Going to Nicaragua to work with FIMRC and Project Limon was not at all what I expected. There really is no way to prepare yourself for the culture shock of living with people who experience an entirely different world than what you're used to. To be a part of that world and to help those people, while remaining entirely culturally sensitive and using community leaders as stakeholders, was incredible. The work FIMRC does sets itself apart from other organizations in its specific focus on women and children in the community, and by tailoring its interventions in a way that incorporates local input and feedback to create the most sustainable and relevant programs.
The Micro Health Insurance Program was a fantastic example of this, as it was a program designed for community members experiencing extreme poverty to gain money by adhering to small but massively important health behaviors, such as having ventilation for indoor stoves and having mosquito nets covering childrens' beds. With each thing the family had on a checklist, they were given money to further improve their home. I worked directly with a family who was using some of the money to build a toilet/washroom outside of the main living area.
Outside of the clinic, life took some major adjusting to but looking back, I really miss the simplicity and true value of the family unit that I had come to love. The local family that I lived with were an incredible group of resilient, loving, strong, female-dominated people and I still speak to them today. They welcomed me as one of their own and were incredibly accommodating while managing their own daily struggles. I came to know them all individually as well as a larger family unit when I helped my host mother throw a baby shower in our home for one of her coworkers! What a fantastic cultural experience. I will admit that knowing very little Spanish when I arrived was challenging and isolating because I am a person who builds bonds through conversation. Over time though, you pick up things faster than you think you will, and somehow I still felt like part of the family with these individuals who took me into their home.
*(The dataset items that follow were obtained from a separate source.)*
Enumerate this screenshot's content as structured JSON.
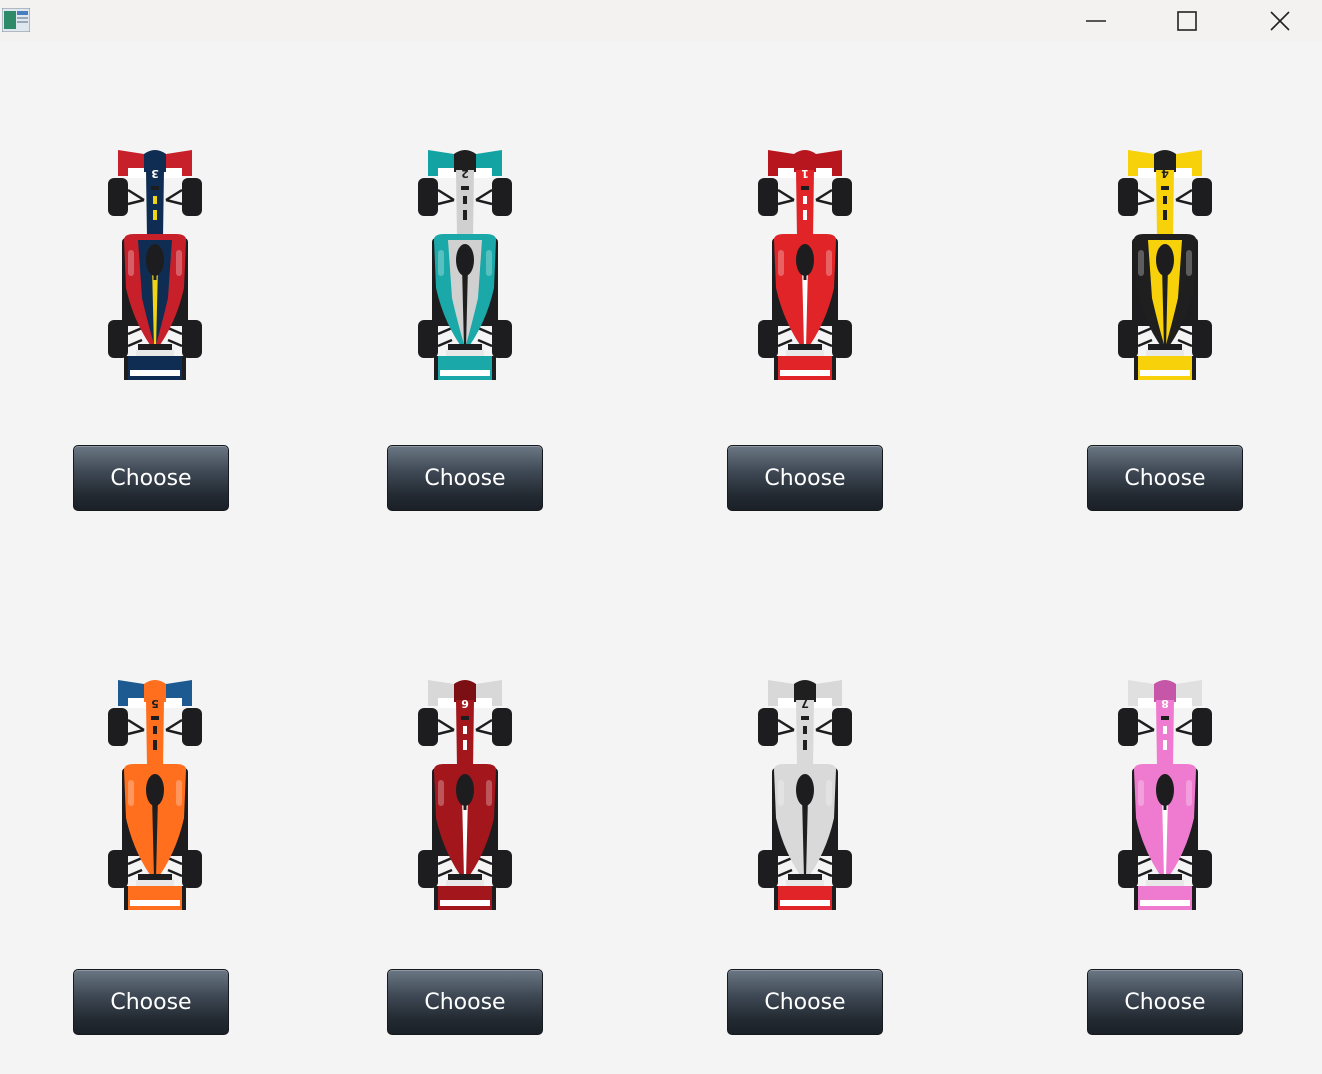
{
  "window": {
    "controls": [
      "minimize-icon",
      "maximize-icon",
      "close-icon"
    ]
  },
  "cars": [
    {
      "number": "3",
      "nose": "#c8202b",
      "body": "#0f2d52",
      "side": "#c8202b",
      "stripe": "#f2d417",
      "rear": "#0f2d52",
      "halo": "#0f2d52",
      "choose_label": "Choose"
    },
    {
      "number": "2",
      "nose": "#14a3a3",
      "body": "#d0d0d0",
      "side": "#1aa8a8",
      "stripe": "#1f1f1f",
      "rear": "#1aa8a8",
      "halo": "#1f1f1f",
      "choose_label": "Choose"
    },
    {
      "number": "1",
      "nose": "#b8161e",
      "body": "#e02428",
      "side": "#e02428",
      "stripe": "#ffffff",
      "rear": "#e02428",
      "halo": "#b8161e",
      "choose_label": "Choose"
    },
    {
      "number": "4",
      "nose": "#f7d10a",
      "body": "#f7d10a",
      "side": "#1f1f1f",
      "stripe": "#1f1f1f",
      "rear": "#f7d10a",
      "halo": "#1f1f1f",
      "choose_label": "Choose"
    },
    {
      "number": "5",
      "nose": "#1d5a92",
      "body": "#ff6f1e",
      "side": "#ff6f1e",
      "stripe": "#1f1f1f",
      "rear": "#ff6f1e",
      "halo": "#ff6f1e",
      "choose_label": "Choose"
    },
    {
      "number": "6",
      "nose": "#d8d8d8",
      "body": "#a3161c",
      "side": "#a3161c",
      "stripe": "#ffffff",
      "rear": "#a3161c",
      "halo": "#7c0f14",
      "choose_label": "Choose"
    },
    {
      "number": "7",
      "nose": "#d8d8d8",
      "body": "#d9d9d9",
      "side": "#d9d9d9",
      "stripe": "#1f1f1f",
      "rear": "#e02428",
      "halo": "#1f1f1f",
      "choose_label": "Choose"
    },
    {
      "number": "8",
      "nose": "#e0e0e0",
      "body": "#ef7bd0",
      "side": "#ef7bd0",
      "stripe": "#ffffff",
      "rear": "#ef7bd0",
      "halo": "#c556a8",
      "choose_label": "Choose"
    }
  ]
}
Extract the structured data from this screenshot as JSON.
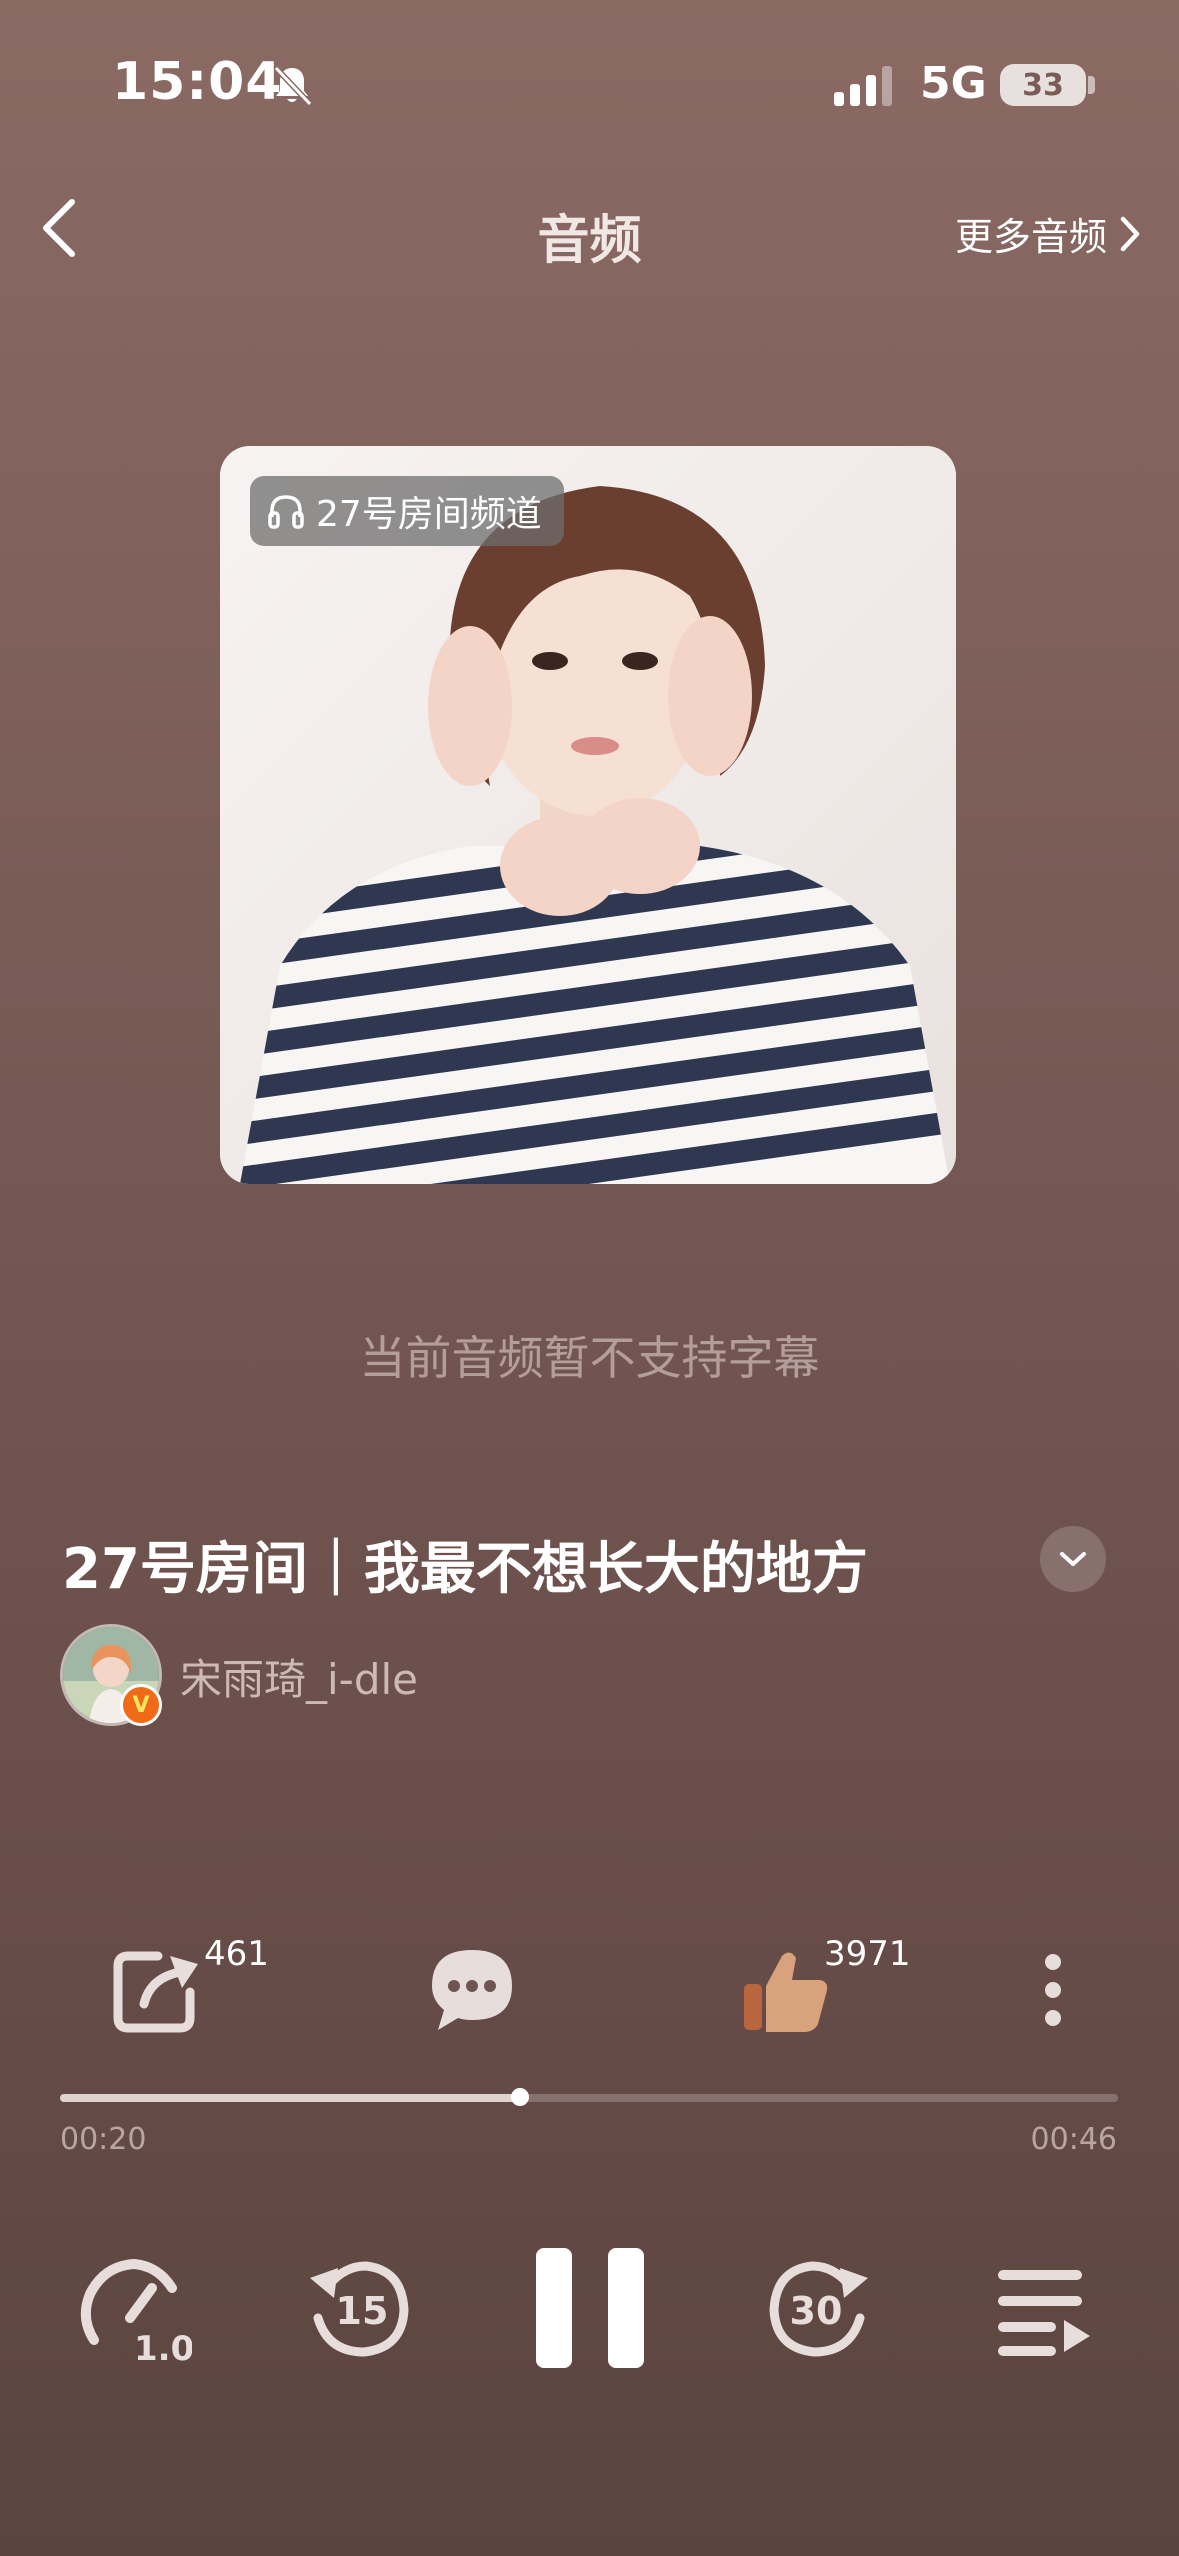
{
  "status_bar": {
    "time": "15:04",
    "network": "5G",
    "battery": "33"
  },
  "header": {
    "title": "音频",
    "more_label": "更多音频"
  },
  "cover": {
    "channel_tag": "27号房间频道"
  },
  "subtitle_note": "当前音频暂不支持字幕",
  "track": {
    "title": "27号房间｜我最不想长大的地方",
    "author": "宋雨琦_i-dle",
    "verified_mark": "V"
  },
  "actions": {
    "share_count": "461",
    "like_count": "3971"
  },
  "player": {
    "elapsed": "00:20",
    "duration": "00:46",
    "progress": 0.435,
    "speed": "1.0x",
    "rewind_seconds": "15",
    "forward_seconds": "30"
  },
  "colors": {
    "accent_like": "#d8a27c",
    "background_top": "#8b6a64",
    "background_bottom": "#5b443f"
  }
}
I gained valuable experience working with FIMRC with my pediatric assessment skills as interns were responsible for running the clinic on days that the pediatrician was there. As a nursing student, this will definitely improve my resume as a new grad and gives me the advantage of being able to say I provided culturally sensitive care to a group of well deserving individuals.
Overall, I have to say FIMRC and Project Limon was a life changing adventure that shaped the person I've become since and will always influence the care I provide as a practitioner going forward. For anyone wondering if this program is right for you, particularly if you study social work or any of the health professions, I'd definitely say yes!